The second focus is to develop distributed optimization rules for general multi-agent engineering systems. A central goal in multiagent systems is to design local control laws for the individual agents to ensure that the emergent global behavior is desirable with respect to the given system level objective. Ideally, a system designer seeks to satisfy this goal while conditioning each agent’s control on the least amount of information possible. Our work focused on achieving this goal using the framework of game theory. In particular, we derived a systematic methodology for designing local agent objective functions that guarantees (i) an equivalence between the resulting game-theoretic equilibria and the system level design objective and (ii) that the resulting game possesses an inherent structure that can be exploited for distributed learning, e.g., potential games.

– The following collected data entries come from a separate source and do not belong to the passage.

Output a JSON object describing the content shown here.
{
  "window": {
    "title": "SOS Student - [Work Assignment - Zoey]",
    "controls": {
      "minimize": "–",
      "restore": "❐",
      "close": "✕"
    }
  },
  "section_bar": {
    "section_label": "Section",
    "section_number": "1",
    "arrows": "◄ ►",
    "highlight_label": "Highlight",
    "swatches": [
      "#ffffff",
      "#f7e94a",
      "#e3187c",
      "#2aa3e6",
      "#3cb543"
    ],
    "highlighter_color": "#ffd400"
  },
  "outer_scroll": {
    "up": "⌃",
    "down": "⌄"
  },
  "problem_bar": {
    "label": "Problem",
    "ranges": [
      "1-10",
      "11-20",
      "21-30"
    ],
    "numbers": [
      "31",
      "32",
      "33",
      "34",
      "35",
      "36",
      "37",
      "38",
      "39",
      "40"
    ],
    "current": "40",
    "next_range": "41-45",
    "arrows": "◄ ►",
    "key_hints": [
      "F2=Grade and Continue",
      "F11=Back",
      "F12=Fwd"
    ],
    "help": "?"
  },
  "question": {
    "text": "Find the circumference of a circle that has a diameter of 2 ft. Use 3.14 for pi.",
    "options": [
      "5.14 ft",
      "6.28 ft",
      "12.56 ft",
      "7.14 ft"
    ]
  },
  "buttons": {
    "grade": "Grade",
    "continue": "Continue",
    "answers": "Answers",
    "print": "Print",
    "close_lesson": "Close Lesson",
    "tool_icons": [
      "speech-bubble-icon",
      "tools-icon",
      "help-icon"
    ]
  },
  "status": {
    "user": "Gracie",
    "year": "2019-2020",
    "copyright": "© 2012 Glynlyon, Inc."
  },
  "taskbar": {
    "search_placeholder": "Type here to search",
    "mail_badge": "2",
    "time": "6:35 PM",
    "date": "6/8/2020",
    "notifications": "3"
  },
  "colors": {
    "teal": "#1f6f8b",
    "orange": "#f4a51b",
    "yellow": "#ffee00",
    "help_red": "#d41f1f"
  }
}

The control design can then be completed by applying any distributed learning algorithm that guarantees convergence to the game-theoretic equilibrium. One main advantage of this game theoretic approach is that it provides a hierarchical decomposition between the decomposition of the systemic objective (game design) and the specific local decision rules (distributed learning algorithms). This decomposition provides the system designer with tremendous flexibility to meet the design objectives and constraints inherent in a broad class of multiagent systems. Furthermore, in many settings the resulting controllers will be inherently robust to a host of uncertainties including asynchronous clock rates, delays in information, and component failures.